I knew I was an insurance agent when I saw a woman smoking and thought, "Don’t you know the awful rates you’ll get because of that?"
You guys?
I knew I was a college graduate when I picked up my cap and gown, brought it home, tried it on, and realized I’m wearing a board on my head! :eek:
I knew I was a college grad liberal arts major when I got a job as a delivery truck driver.
I knew I was a pickin’ when I saw she was a-grinnin’.
Don’t ask me.
I knew I was an adult when I saw “The Breakfast Club,” and thought “Those kids were a bunch of whiney assholes. The only character I felt sorry for was the poor teacher who had to waste his weekend babysitting them.”
I knew I was a physicist when my younger brother asked me for help on his chemistry coursework, and I ended up giving him a lecture on the quantum mechanical theory about the bonding in copper sulphate crystals…
Yoi’ll know if you’re a physics or chemistry major if you actually understood that
That should be “you’ll” as opposed to “yoi’ll”
Damn having to revise!
[hijack] Sorry… but just who’s idea was it to make us do a 3 hour exam paper on **everything[\b] we’ve ever done in the previous 3 years??? [\end hijack]

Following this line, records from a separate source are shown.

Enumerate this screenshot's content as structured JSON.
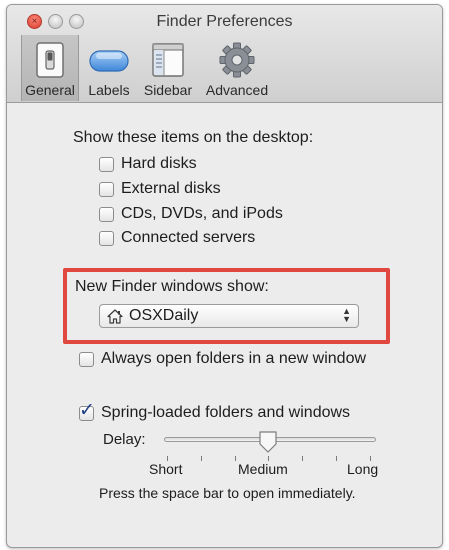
{
  "window": {
    "title": "Finder Preferences"
  },
  "toolbar": {
    "items": [
      {
        "label": "General",
        "icon": "general-switch-icon",
        "selected": true
      },
      {
        "label": "Labels",
        "icon": "labels-pill-icon",
        "selected": false
      },
      {
        "label": "Sidebar",
        "icon": "sidebar-window-icon",
        "selected": false
      },
      {
        "label": "Advanced",
        "icon": "gear-icon",
        "selected": false
      }
    ]
  },
  "desktop": {
    "heading": "Show these items on the desktop:",
    "items": [
      {
        "label": "Hard disks",
        "checked": false
      },
      {
        "label": "External disks",
        "checked": false
      },
      {
        "label": "CDs, DVDs, and iPods",
        "checked": false
      },
      {
        "label": "Connected servers",
        "checked": false
      }
    ]
  },
  "new_window": {
    "heading": "New Finder windows show:",
    "selected": "OSXDaily",
    "icon": "home-icon"
  },
  "always_open": {
    "label": "Always open folders in a new window",
    "checked": false
  },
  "spring_loaded": {
    "label": "Spring-loaded folders and windows",
    "checked": true,
    "delay_label": "Delay:",
    "delay_value": "Medium",
    "ticks": [
      "Short",
      "Medium",
      "Long"
    ],
    "hint": "Press the space bar to open immediately."
  },
  "colors": {
    "highlight": "#e0483f",
    "check": "#1e3e86"
  }
}
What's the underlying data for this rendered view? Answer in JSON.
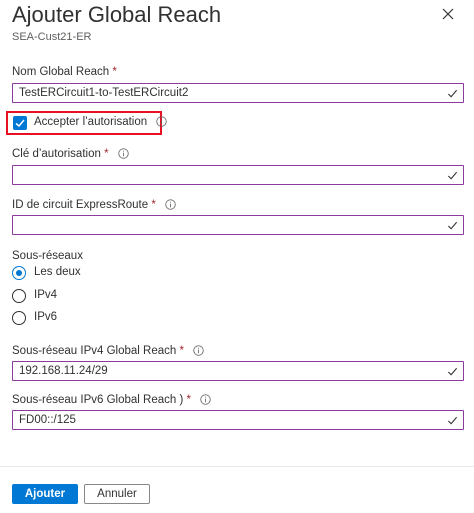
{
  "panel": {
    "title": "Ajouter Global Reach",
    "subtitle": "SEA-Cust21-ER"
  },
  "form": {
    "name_label": "Nom Global Reach",
    "name_value": "TestERCircuit1-to-TestERCircuit2",
    "accept_auth_label": "Accepter l’autorisation",
    "accept_auth_checked": true,
    "auth_key_label": "Clé d’autorisation",
    "auth_key_value": "",
    "circuit_id_label": "ID de circuit ExpressRoute",
    "circuit_id_value": "",
    "subnets_label": "Sous-réseaux",
    "subnet_options": [
      "Les deux",
      "IPv4",
      "IPv6"
    ],
    "subnet_selected": "Les deux",
    "ipv4_label": "Sous-réseau IPv4 Global Reach",
    "ipv4_value": "192.168.11.24/29",
    "ipv6_label": "Sous-réseau IPv6 Global Reach )",
    "ipv6_value": "FD00::/125",
    "required_mark": "*"
  },
  "footer": {
    "add_label": "Ajouter",
    "cancel_label": "Annuler"
  },
  "colors": {
    "accent": "#0078d4",
    "field_border": "#8a3b9e",
    "highlight": "#e81123",
    "required": "#a4262c"
  }
}
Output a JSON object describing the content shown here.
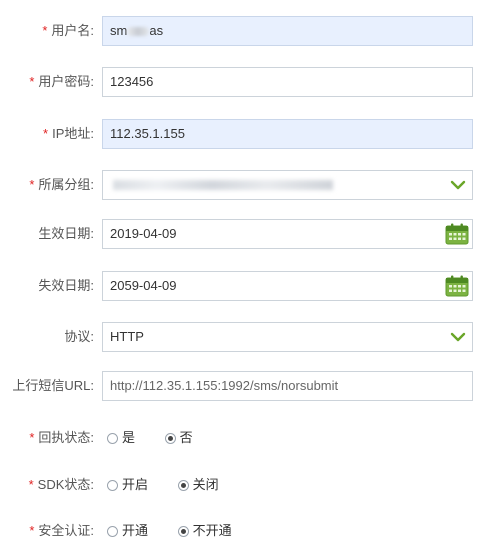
{
  "form": {
    "username": {
      "label": "用户名:",
      "value_prefix": "sm",
      "value_suffix": "as",
      "required": true
    },
    "password": {
      "label": "用户密码:",
      "value": "123456",
      "required": true
    },
    "ip": {
      "label": "IP地址:",
      "value": "112.35.1.155",
      "required": true
    },
    "group": {
      "label": "所属分组:",
      "required": true
    },
    "start_date": {
      "label": "生效日期:",
      "value": "2019-04-09"
    },
    "end_date": {
      "label": "失效日期:",
      "value": "2059-04-09"
    },
    "protocol": {
      "label": "协议:",
      "value": "HTTP"
    },
    "upstream_url": {
      "label": "上行短信URL:",
      "value": "http://112.35.1.155:1992/sms/norsubmit"
    },
    "receipt_status": {
      "label": "回执状态:",
      "required": true,
      "options": [
        "是",
        "否"
      ],
      "selected": "否"
    },
    "sdk_status": {
      "label": "SDK状态:",
      "required": true,
      "options": [
        "开启",
        "关闭"
      ],
      "selected": "关闭"
    },
    "security_auth": {
      "label": "安全认证:",
      "required": true,
      "options": [
        "开通",
        "不开通"
      ],
      "selected": "不开通"
    },
    "required_mark": "*"
  },
  "colors": {
    "required": "#e02020",
    "highlight_bg": "#e8f0fe",
    "accent_green": "#6aa629"
  },
  "icons": {
    "select_arrow": "chevron-down-icon",
    "date_picker": "calendar-icon"
  }
}
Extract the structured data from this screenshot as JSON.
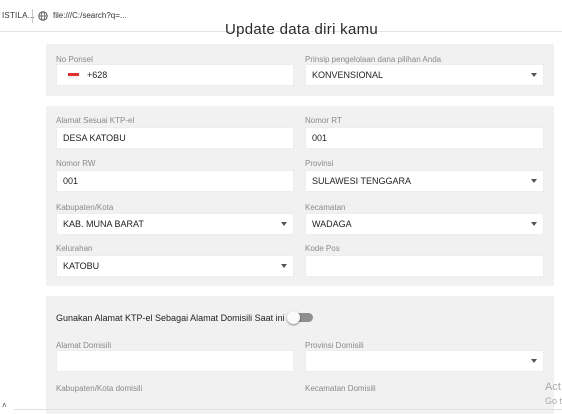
{
  "browser": {
    "tab_title": "ISTILA...",
    "url": "file:///C:/search?q=..."
  },
  "page": {
    "title": "Update data diri kamu"
  },
  "phone_section": {
    "phone_label": "No Ponsel",
    "phone_value": "+628",
    "phone_flag": "indonesia-flag",
    "principle_label": "Prinsip pengelolaan dana pilihan Anda",
    "principle_value": "KONVENSIONAL"
  },
  "ktp_address": {
    "address_label": "Alamat Sesuai KTP-el",
    "address_value": "DESA KATOBU",
    "rt_label": "Nomor RT",
    "rt_value": "001",
    "rw_label": "Nomor RW",
    "rw_value": "001",
    "province_label": "Provinsi",
    "province_value": "SULAWESI TENGGARA",
    "city_label": "Kabupaten/Kota",
    "city_value": "KAB. MUNA BARAT",
    "district_label": "Kecamatan",
    "district_value": "WADAGA",
    "village_label": "Kelurahan",
    "village_value": "KATOBU",
    "postal_label": "Kode Pos",
    "postal_value": ""
  },
  "domicile": {
    "toggle_label": "Gunakan Alamat KTP-el Sebagai Alamat Domisili Saat ini",
    "toggle_on": false,
    "address_label": "Alamat Domisili",
    "address_value": "",
    "province_label": "Provinsi Domisili",
    "province_value": "",
    "city_label": "Kabupaten/Kota domisili",
    "district_label": "Kecamatan Domisili"
  },
  "watermark": {
    "line1": "Act",
    "line2": "Go t"
  },
  "colors": {
    "card_bg": "#f1f1f1",
    "toggle_off": "#8e8e8e",
    "flag_red": "#e0302d"
  }
}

1)“I knew I was a mean muthafucka when I beat up those three guys for beating on my friend.”
2) I knew I was a Psychology Student when a gorgeous babe told me that she had just dumped her boyfriend and was feeling really lonely and instead of picking her up I spent the rest of the night comforting her.
I knew I was in a fratnerity when I thought how cool it was that because of Syracuse’s weather one could comfortably wear a lettered sweatshirt for 8 months out of the year.
MrAndrewV, been there. It sucks. Damn Abrahams.